EU foreign policy chief, Catharine Ashton, who starts two-day visit to Georgia on July 15, will formally open EU-Georgia Association Agreement together with President Saakashvili in Black Sea town of Batumi.
“Georgia can rest assured that the EU will continue to provide support in advancing democracy, rule of law and governance particularly under the European Neighbourhood Policy and the Eastern Partnership,” Ashton said in a statement ahead of her visit.
During the visit she will also met with Georgian Foreign Minister, Grigol Vashadze, and visit EU Monitoring Mission in Georgia, followed by trips to locations at administrative borders of breakaway regions on July 16.

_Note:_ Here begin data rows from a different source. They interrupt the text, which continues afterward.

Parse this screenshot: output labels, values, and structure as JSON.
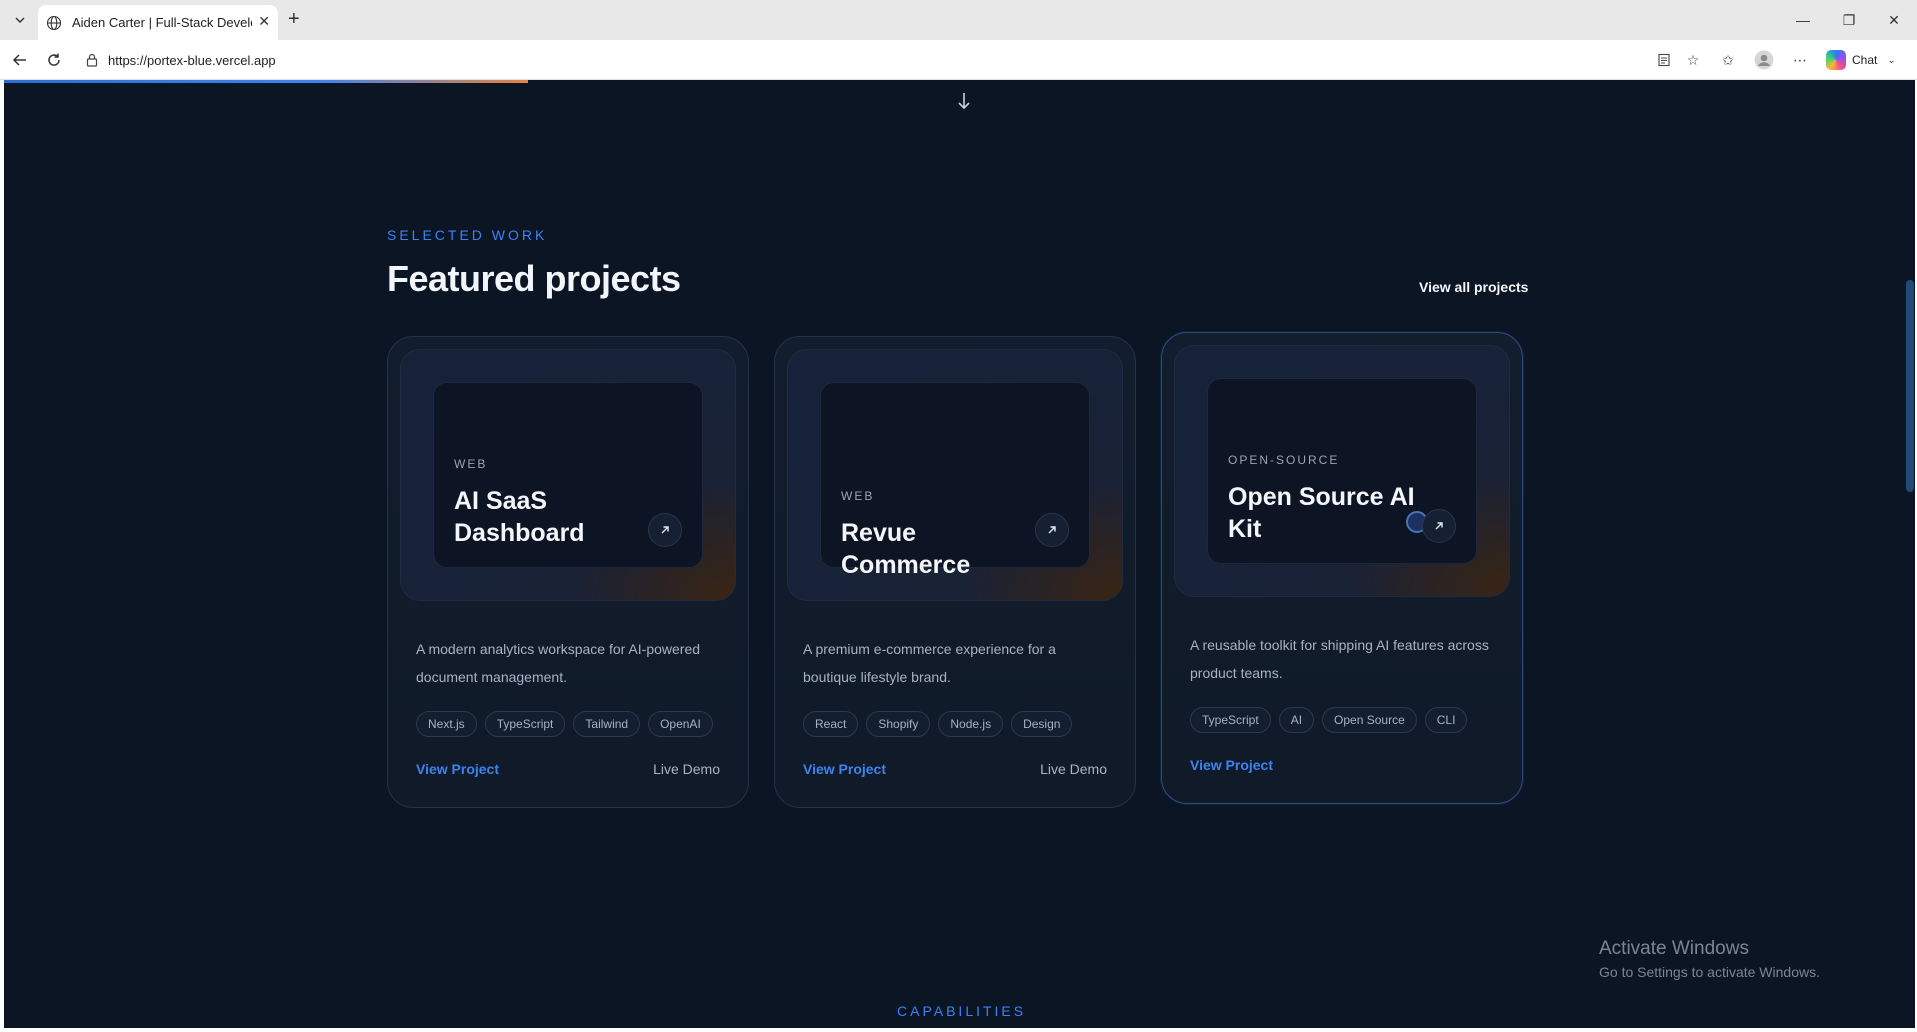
{
  "browser": {
    "tab_title": "Aiden Carter | Full-Stack Developer",
    "url": "https://portex-blue.vercel.app",
    "chat_label": "Chat"
  },
  "section": {
    "eyebrow": "SELECTED WORK",
    "title": "Featured projects",
    "view_all": "View all projects"
  },
  "projects": [
    {
      "category": "WEB",
      "title": "AI SaaS Dashboard",
      "description": "A modern analytics workspace for AI-powered document management.",
      "tags": [
        "Next.js",
        "TypeScript",
        "Tailwind",
        "OpenAI"
      ],
      "view_label": "View Project",
      "demo_label": "Live Demo"
    },
    {
      "category": "WEB",
      "title": "Revue Commerce",
      "description": "A premium e-commerce experience for a boutique lifestyle brand.",
      "tags": [
        "React",
        "Shopify",
        "Node.js",
        "Design"
      ],
      "view_label": "View Project",
      "demo_label": "Live Demo"
    },
    {
      "category": "OPEN-SOURCE",
      "title": "Open Source AI Kit",
      "description": "A reusable toolkit for shipping AI features across product teams.",
      "tags": [
        "TypeScript",
        "AI",
        "Open Source",
        "CLI"
      ],
      "view_label": "View Project"
    }
  ],
  "next_section": {
    "eyebrow": "CAPABILITIES"
  },
  "os_watermark": {
    "title": "Activate Windows",
    "subtitle": "Go to Settings to activate Windows."
  },
  "icons": {
    "tab_list": "chevron-down-icon",
    "globe": "globe-icon",
    "close": "close-icon",
    "new_tab": "plus-icon",
    "back": "arrow-left-icon",
    "refresh": "refresh-icon",
    "site_info": "lock-icon",
    "reader": "reader-icon",
    "favorite": "star-icon",
    "favorites_list": "favorites-icon",
    "profile": "profile-icon",
    "more": "more-icon",
    "scroll_down": "arrow-down-icon",
    "card_link": "arrow-up-right-icon"
  },
  "colors": {
    "page_bg": "#0b1524",
    "accent": "#3b82f6",
    "progress_end": "#e8833a"
  }
}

“We stand firm on our full support to Georgia’s territorial integrity and welcome its commitment to solving conflicts only through peaceful means and diplomatic efforts,” Ashton said.

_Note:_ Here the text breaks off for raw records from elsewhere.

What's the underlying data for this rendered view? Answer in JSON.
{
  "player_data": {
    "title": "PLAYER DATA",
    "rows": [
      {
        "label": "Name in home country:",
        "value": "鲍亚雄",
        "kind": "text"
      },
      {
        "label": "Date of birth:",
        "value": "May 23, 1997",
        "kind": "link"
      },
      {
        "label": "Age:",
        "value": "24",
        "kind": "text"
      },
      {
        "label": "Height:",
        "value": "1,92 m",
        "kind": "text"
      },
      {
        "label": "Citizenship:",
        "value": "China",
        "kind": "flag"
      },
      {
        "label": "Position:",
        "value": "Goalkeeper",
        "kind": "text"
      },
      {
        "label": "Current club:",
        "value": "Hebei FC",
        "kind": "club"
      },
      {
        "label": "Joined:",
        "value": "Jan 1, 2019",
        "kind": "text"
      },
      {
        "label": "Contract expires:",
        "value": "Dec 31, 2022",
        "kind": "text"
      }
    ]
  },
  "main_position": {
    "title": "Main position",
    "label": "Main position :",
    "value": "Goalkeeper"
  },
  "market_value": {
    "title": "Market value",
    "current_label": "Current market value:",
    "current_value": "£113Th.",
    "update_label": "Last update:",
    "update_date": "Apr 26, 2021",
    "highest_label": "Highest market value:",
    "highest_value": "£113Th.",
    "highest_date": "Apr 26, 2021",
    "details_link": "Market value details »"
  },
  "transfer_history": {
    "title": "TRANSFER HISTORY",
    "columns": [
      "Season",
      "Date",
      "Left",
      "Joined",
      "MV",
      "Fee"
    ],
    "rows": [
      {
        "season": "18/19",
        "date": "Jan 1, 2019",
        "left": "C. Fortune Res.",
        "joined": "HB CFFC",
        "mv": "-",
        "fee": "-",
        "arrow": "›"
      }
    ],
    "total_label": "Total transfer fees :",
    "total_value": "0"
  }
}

“We encourage Georgia to reengage with the populations in the conflict regions in accordance with its recently adopted Action Plan, in the interest of people affected. The EU will remain fully engaged in conflict resolution efforts employing a wide spectrum of its instruments. The EUMM remains an indispensable factor for stability.”

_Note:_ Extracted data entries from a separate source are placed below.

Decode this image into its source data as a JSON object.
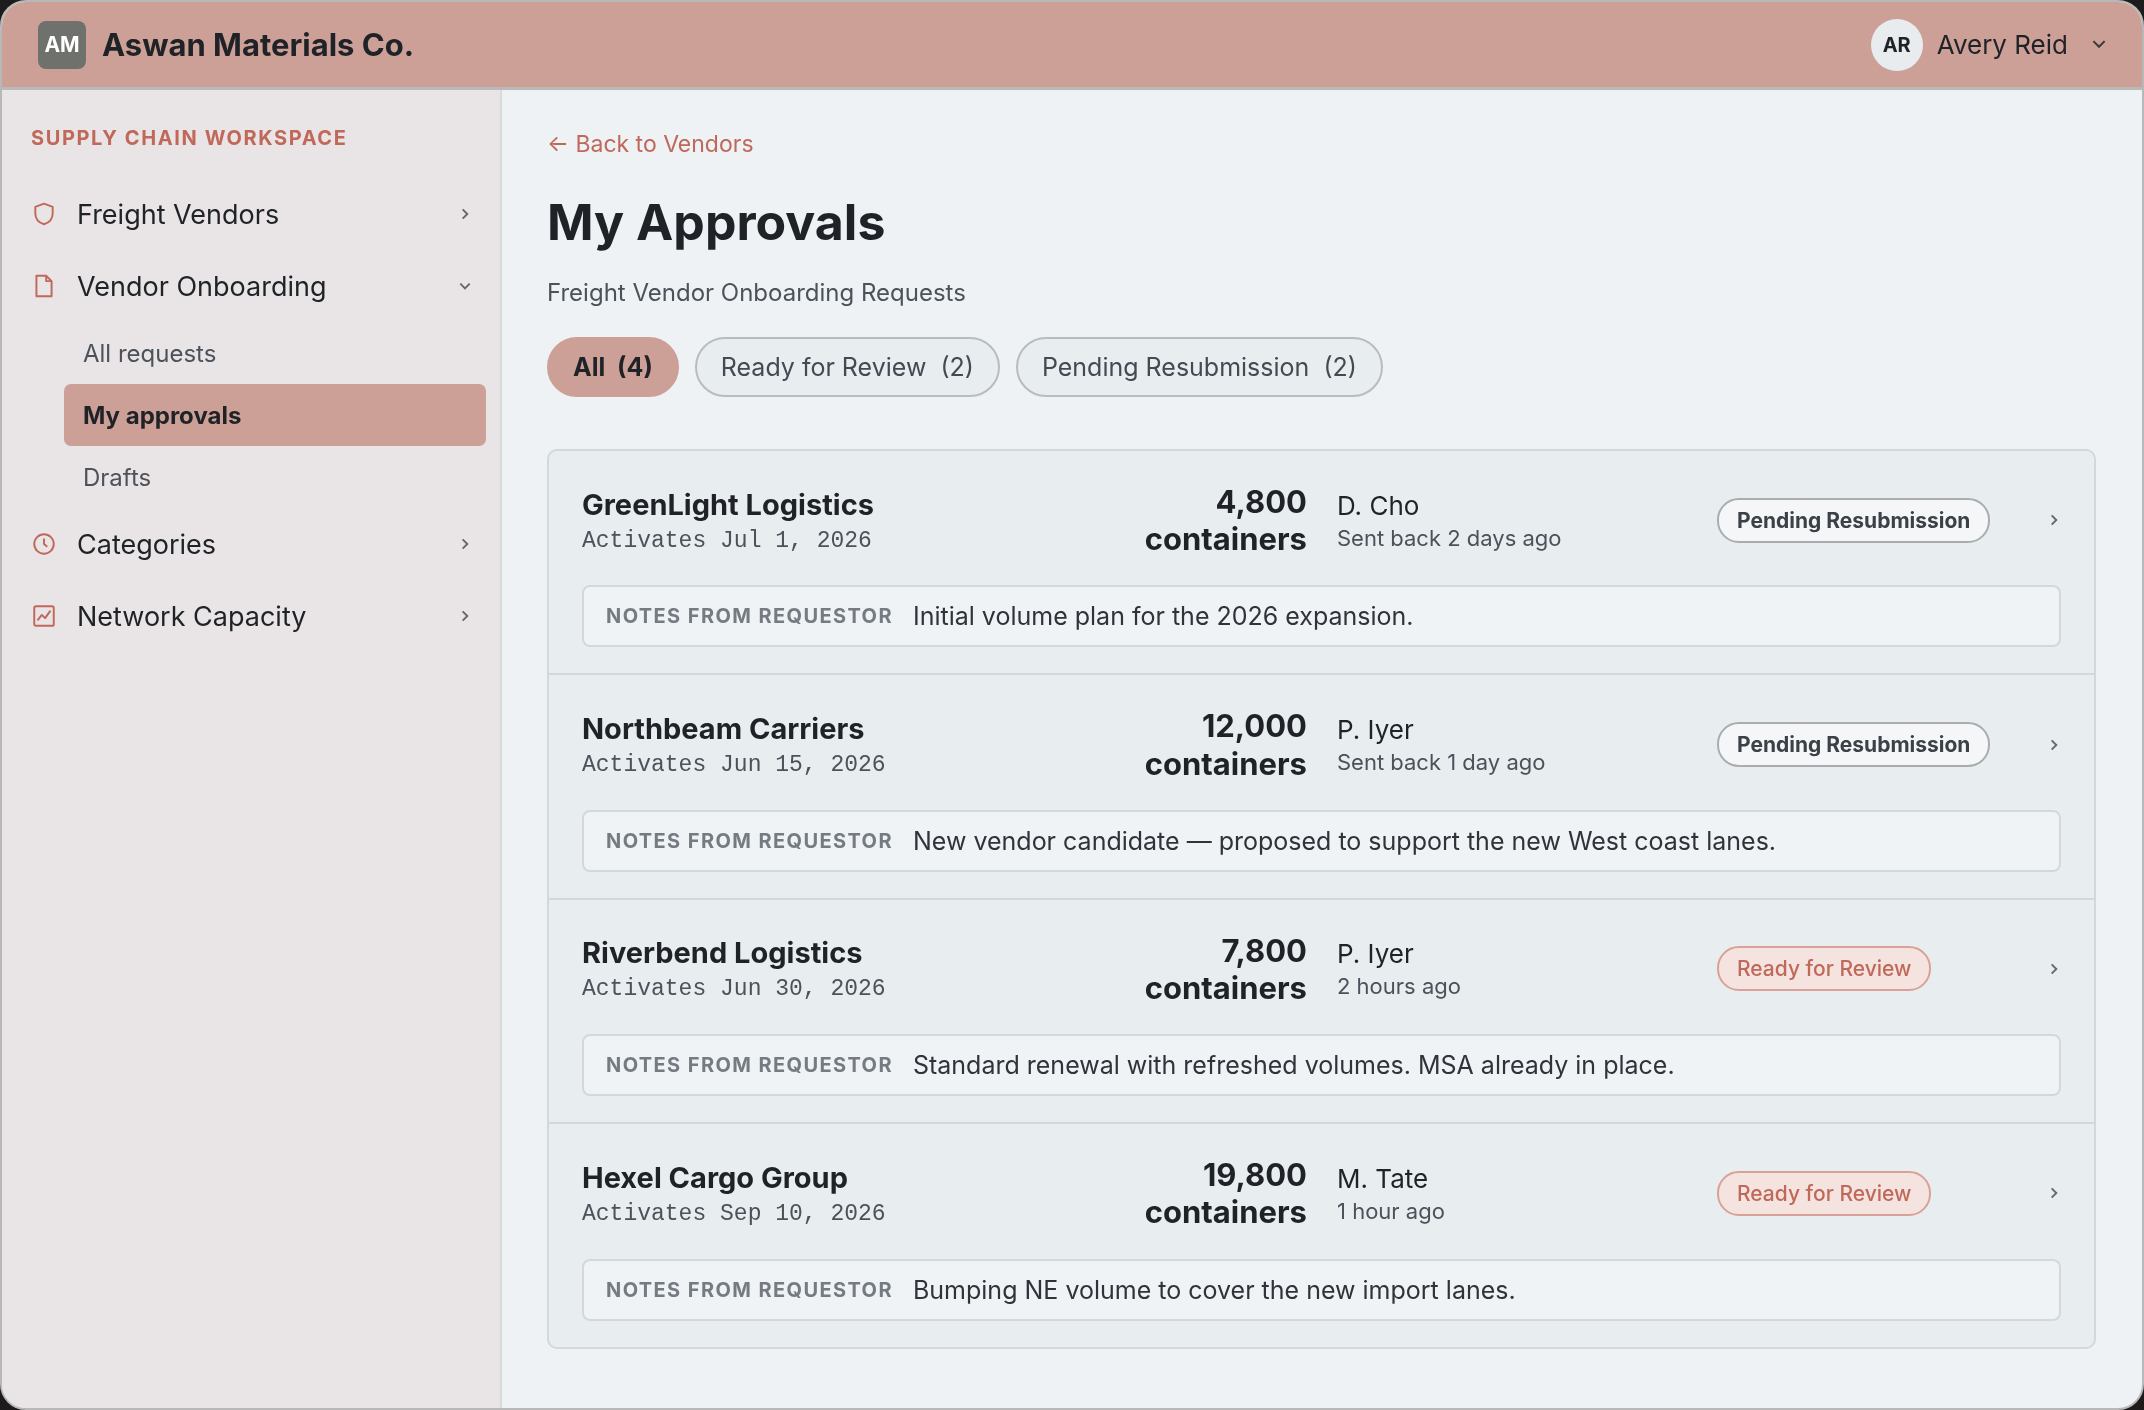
{
  "header": {
    "logo": "AM",
    "company": "Aswan Materials Co.",
    "user": {
      "initials": "AR",
      "name": "Avery Reid"
    }
  },
  "sidebar": {
    "section": "SUPPLY CHAIN WORKSPACE",
    "items": [
      {
        "label": "Freight Vendors",
        "kind": "shield",
        "expanded": false
      },
      {
        "label": "Vendor Onboarding",
        "kind": "document",
        "expanded": true,
        "children": [
          {
            "label": "All requests",
            "selected": false
          },
          {
            "label": "My approvals",
            "selected": true
          },
          {
            "label": "Drafts",
            "selected": false
          }
        ]
      },
      {
        "label": "Categories",
        "kind": "clock",
        "expanded": false
      },
      {
        "label": "Network Capacity",
        "kind": "chart",
        "expanded": false
      }
    ]
  },
  "back_link": "← Back to Vendors",
  "title": "My Approvals",
  "subtitle": "Freight Vendor Onboarding Requests",
  "filters": [
    {
      "label": "All",
      "count": "(4)",
      "selected": true
    },
    {
      "label": "Ready for Review",
      "count": "(2)",
      "selected": false
    },
    {
      "label": "Pending Resubmission",
      "count": "(2)",
      "selected": false
    }
  ],
  "requests": [
    {
      "vendor": "GreenLight Logistics",
      "activates": "Activates Jul 1, 2026",
      "volume": "4,800",
      "unit": "containers",
      "requestor": "D. Cho",
      "time": "Sent back 2 days ago",
      "status": {
        "kind": "pending",
        "label": "Pending Resubmission"
      },
      "notes_label": "NOTES FROM REQUESTOR",
      "notes": "Initial volume plan for the 2026 expansion."
    },
    {
      "vendor": "Northbeam Carriers",
      "activates": "Activates Jun 15, 2026",
      "volume": "12,000",
      "unit": "containers",
      "requestor": "P. Iyer",
      "time": "Sent back 1 day ago",
      "status": {
        "kind": "pending",
        "label": "Pending Resubmission"
      },
      "notes_label": "NOTES FROM REQUESTOR",
      "notes": "New vendor candidate — proposed to support the new West coast lanes."
    },
    {
      "vendor": "Riverbend Logistics",
      "activates": "Activates Jun 30, 2026",
      "volume": "7,800",
      "unit": "containers",
      "requestor": "P. Iyer",
      "time": "2 hours ago",
      "status": {
        "kind": "ready",
        "label": "Ready for Review"
      },
      "notes_label": "NOTES FROM REQUESTOR",
      "notes": "Standard renewal with refreshed volumes. MSA already in place."
    },
    {
      "vendor": "Hexel Cargo Group",
      "activates": "Activates Sep 10, 2026",
      "volume": "19,800",
      "unit": "containers",
      "requestor": "M. Tate",
      "time": "1 hour ago",
      "status": {
        "kind": "ready",
        "label": "Ready for Review"
      },
      "notes_label": "NOTES FROM REQUESTOR",
      "notes": "Bumping NE volume to cover the new import lanes."
    }
  ]
}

Apart of Georgia, EU is also launching Association Agreement negotiations with two other South Caucasus states – Armenia (on July 19) and Azerbaijan (on July 16). The goal of the Association Agreement is to achieve closer political association and gradual economic integration between the EU and the three Southern Caucasian countries. The EU is already negotiating similar agreements with Ukraine and Moldova.
On 15 July first plenary session of negotiations over the Georgia-EU Association Agreement will be led by Hugues Mingarelli, EU's deputy director general for external relations and Tornike Gordadze, Georgia’s new deputy foreign minister in charge of talks with EU.